* Canadian dollar slides 0.5 percent versus greenback
* Focus on data to be released on Friday
* Bonds fall as equities rally undermines safe-haven bid
TORONTO, Oct 9 (Reuters) - The Canadian dollar fell to its lowest point since mid-April 2007 against the U.S. dollar on Thursday as investors positioned themselves ahead of a big day for Canadian economic data on Friday.
Bond prices were lower as a rally in the stock markets undermined the safe-haven bid for government debt.
At 9:58 a.m. (1358 GMT), the Canadian dollar was down 0.5 percent against the U.S. dollar at C$1.1288, or 88.59 cents, down from C$1.1229 to the U.S. dollar, or 89.06 cents, at Wednesday's close.
The currency has been on a downtrend for the past fortnight, falling 4.2 percent so far this week, after dropping 4.5 percent the previous week -- its biggest weekly loss since at least 1970.
As the U.S. economy flirts with recession and the global economy stumbles, the Canadian dollar has been hit hard as Canada's prospects for growth are seen dwindling.
The United States absorbs three-quarters of Canada's exports.
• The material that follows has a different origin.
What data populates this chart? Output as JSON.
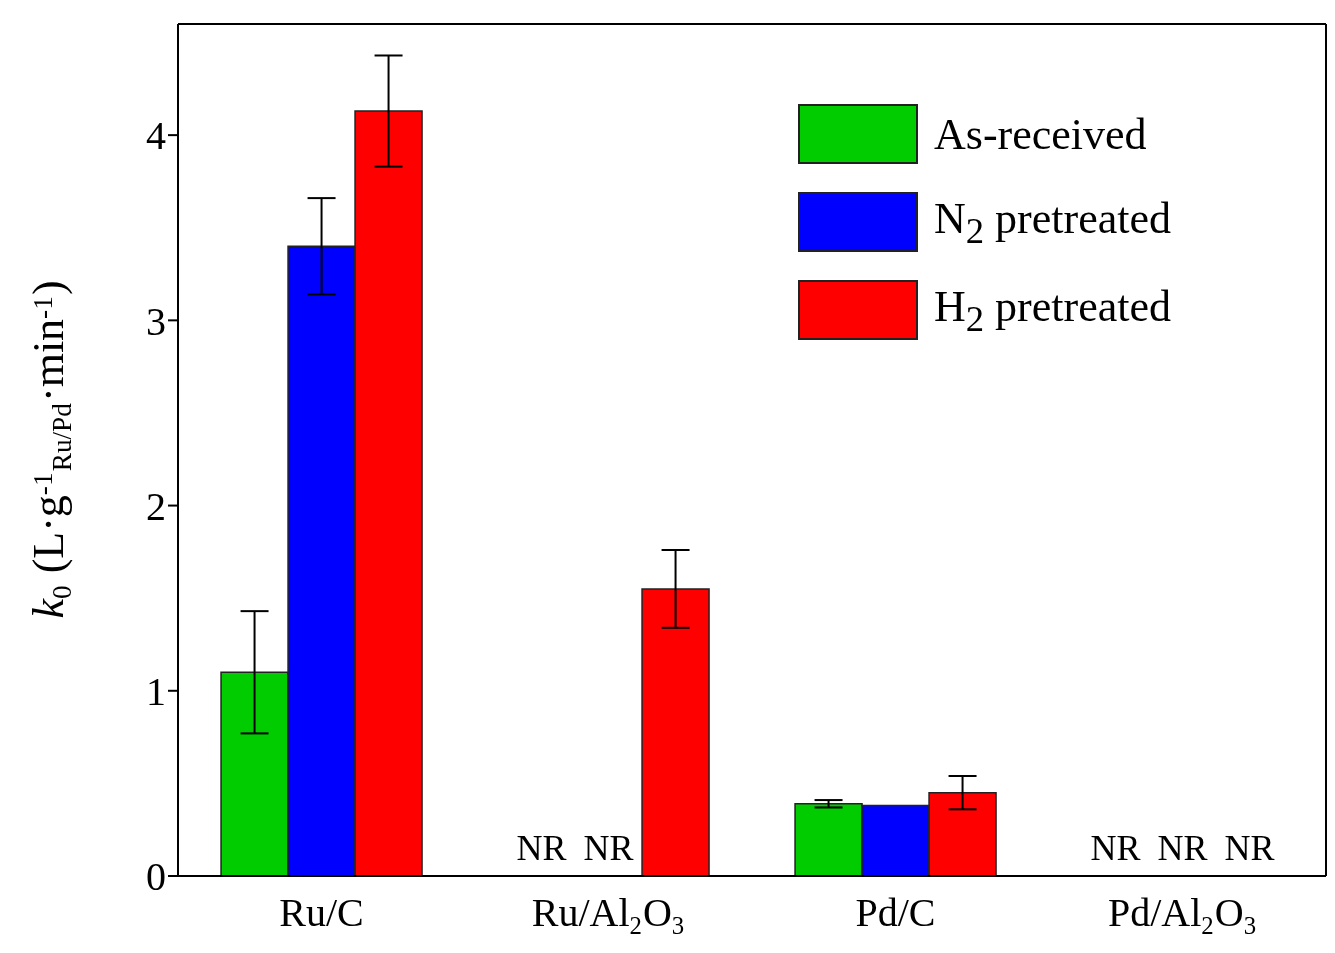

Around half of Canadian exports are commodities, the prices of which are falling with demand as economies shrink.
"Everyone is just looking forward to tomorrow, when we do get a huge amount of Canadian data," said Jacqui Douglas, currency strategist at TD Securities.
Data on Friday include a jobs report for September, international merchandise trade data for August, the new housing price index for August, and the Bank of Canada's Business Outlook Survey and Senior Loan Officer Survey.
"I think that we are going to see weakening in most of the major indicators," Douglas said.
Employment has slowed markedly in Canada since the furious pace of job growth last year and the trade balance is expected to deteriorate now that commodity prices have softened.
"And I think the most important thing for the Bank of Canada for interest rates in Canada is the Business Outlook Survey that is coming out tomorrow," said Douglas. "I think we are going to see some serious softening there compared to the last one."
The Bank of Canada, along other major central banks around the world, cut its key lending rate on Wednesday in an attempt to help shore up investor confidence and get credit flowing.
The surprise rate cut, which brings the bank's key rate down by 50 basis points to 2.50 percent, came ahead of its scheduled interest rate announcement on Oct. 21. See [ID:nN08492471]
BOND PRICES FALL
Bond prices were lower as investors moved cash into stock markets.
Sal Guatieri, senior economist at BMO Capital Markets, said that bond prices, while currently down, could be due for some healthy gains on Friday if data points to a softening Canadian economy.
"We're looking for a significant decline in the trade surplus because of plunging exports, and now a pullback in commodity prices, so that... may support the bond market because it will fit into the fear now that Canada's economy is at risk because of the downturn in both exports and commodity prices," he said.
In times of economic uncertainty, investors often seek the relative safety of government debt.
The Canadian overnight Libor ratewas 3.733 percent, down from 3.975 percent on Wednesday.
Wednesday's CORRA ratewas 2.489 percent, down from 2.923 percent on Tuesday. The Bank of Canada publishes the previous day's rate at around 9 a.m. daily.
The two-year bond fell 15 Canadian cents to C$101.07 to yield 2.233 percent. The 10-year bond slipped 63 Canadian cents to C$104.75 to yield 3.659 percent.
The yield spread between the two-year and the 10-year bond rose to 127 basis points from 133 basis points at the previous close.
The 30-year bond dropped 20 Canadian cents to C$114.20 to yield 4.147 percent. In the United States, the 30-year Treasury yielded 4.066 percent.